An old man came from Tennessee to beg the life of his son, death-doomed under the military code. General Fiske procured him admittance to the President, who took the petition and promised to attend to the matter. But the applicant, in anguish, insisted that a life was at stake--that to-morrow would not do, and that the decision must be made on the instant.

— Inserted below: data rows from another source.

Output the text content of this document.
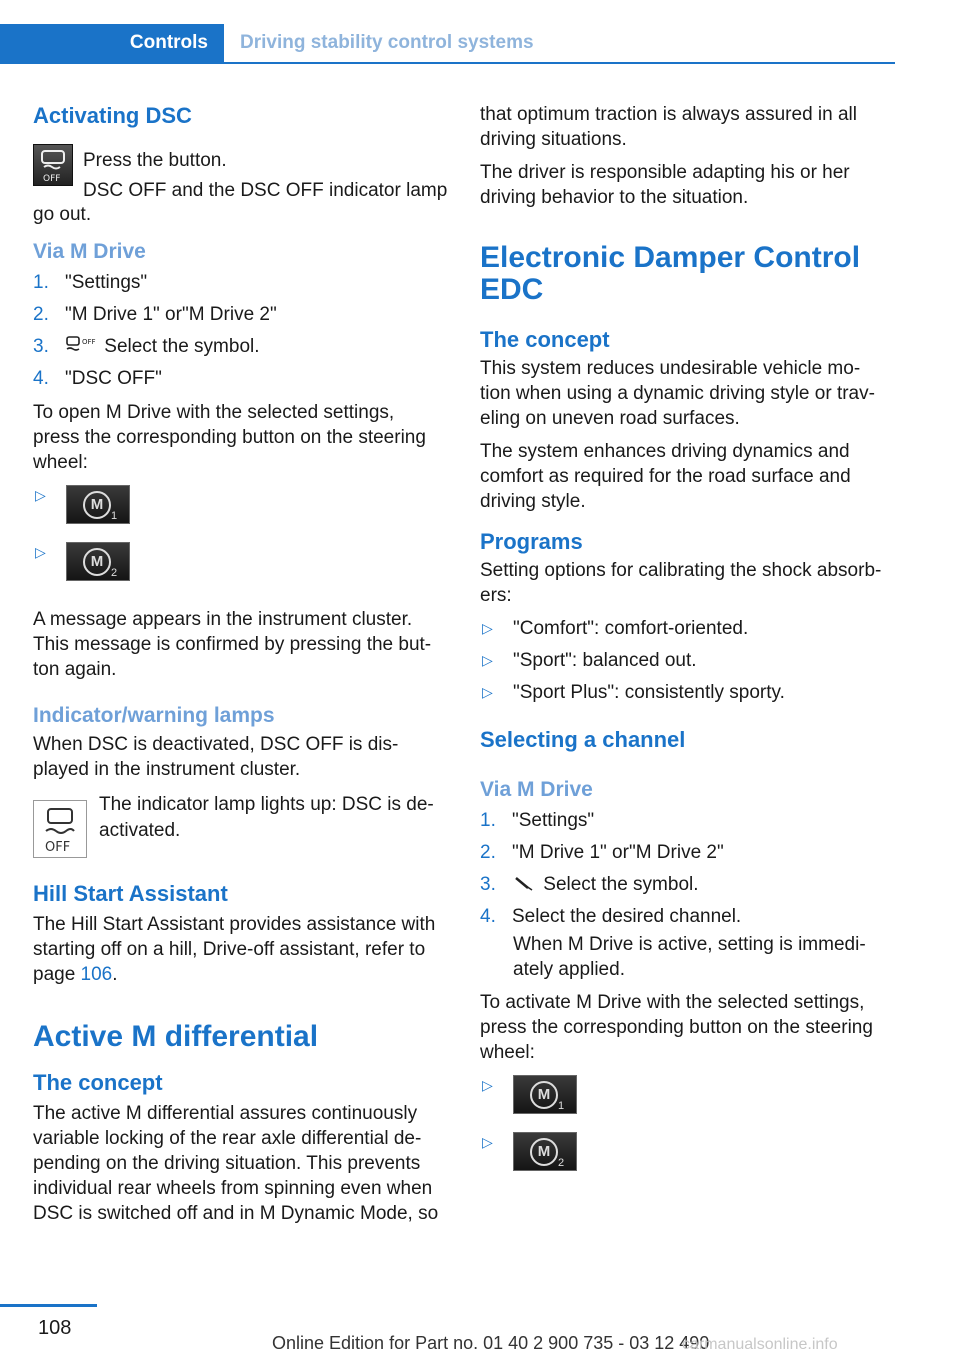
Controls Driving stability control systems
Activating DSC
OFF
Press the button.
DSC OFF and the DSC OFF indicator lamp
go out.
Via M Drive
1. "Settings"
2. "M Drive 1" or"M Drive 2"
3.	OFF Select the symbol.
4. "DSC OFF"
To open M Drive with the selected settings,
press the corresponding button on the steering
wheel:
▷
M
1
▷
M
2
A message appears in the instrument cluster.
This message is confirmed by pressing the but-
ton again.
Indicator/warning lamps
When DSC is deactivated, DSC OFF is dis-
played in the instrument cluster.
OFF
The indicator lamp lights up: DSC is de-
activated.
Hill Start Assistant
The Hill Start Assistant provides assistance with
starting off on a hill, Drive-off assistant, refer to
page 106.
Active M differential
The concept
The active M differential assures continuously
variable locking of the rear axle differential de-
pending on the driving situation. This prevents
individual rear wheels from spinning even when
DSC is switched off and in M Dynamic Mode, so
that optimum traction is always assured in all
driving situations.
The driver is responsible adapting his or her
driving behavior to the situation.
Electronic Damper Control
EDC
The concept
This system reduces undesirable vehicle mo-
tion when using a dynamic driving style or trav-
eling on uneven road surfaces.
The system enhances driving dynamics and
comfort as required for the road surface and
driving style.
Programs
Setting options for calibrating the shock absorb-
ers:
▷ "Comfort": comfort-oriented.
▷ "Sport": balanced out.
▷ "Sport Plus": consistently sporty.
Selecting a channel
Via M Drive
1. "Settings"
2. "M Drive 1" or"M Drive 2"
3. Select the symbol.
4. Select the desired channel.
When M Drive is active, setting is immedi-
ately applied.
To activate M Drive with the selected settings,
press the corresponding button on the steering
wheel:
▷
M
1
▷
M
2
108
Online Edition for Part no. 01 40 2 900 735 - 03 12 490
carmanualsonline.info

Lincoln assumed his mollifying air, and in a soothing tone brought out his universal soothing-sirup, the little story:

"It was General Fiske, who introduced you, who told me this. The general began his career as a colonel, and raised his regiment in Missouri. Having good principles, he made the boys promise then not to be profane, but let him do all the swearing for the regiment. For months no violation of the agreement was reported. But one day a teamster, with the foul tongue associated with their calling and mule-driving, as he drove his team through a longer and deeper series of mud-puddles than ever before, unable to restrain himself, turned himself inside out as a vocal Vesuvius. It happened, too, that this torrent was heard surging by the colonel, who called him to account.

"'Well, yes, colonel,' he acknowledged, 'I did vow to let you do all the swearing of the regiment; but the cold fact is, that the swearing had to be done thar and then, or not at all, to do the 'casion justice--and you were not thar!'

"Now," summed up Mr. Lincoln to the engrossed and semiconsoled parent, "I may not be there, so do you take this and do the swearing him off!"

He furnished him with the release autograph, and sent another mourner on his way rejoicing.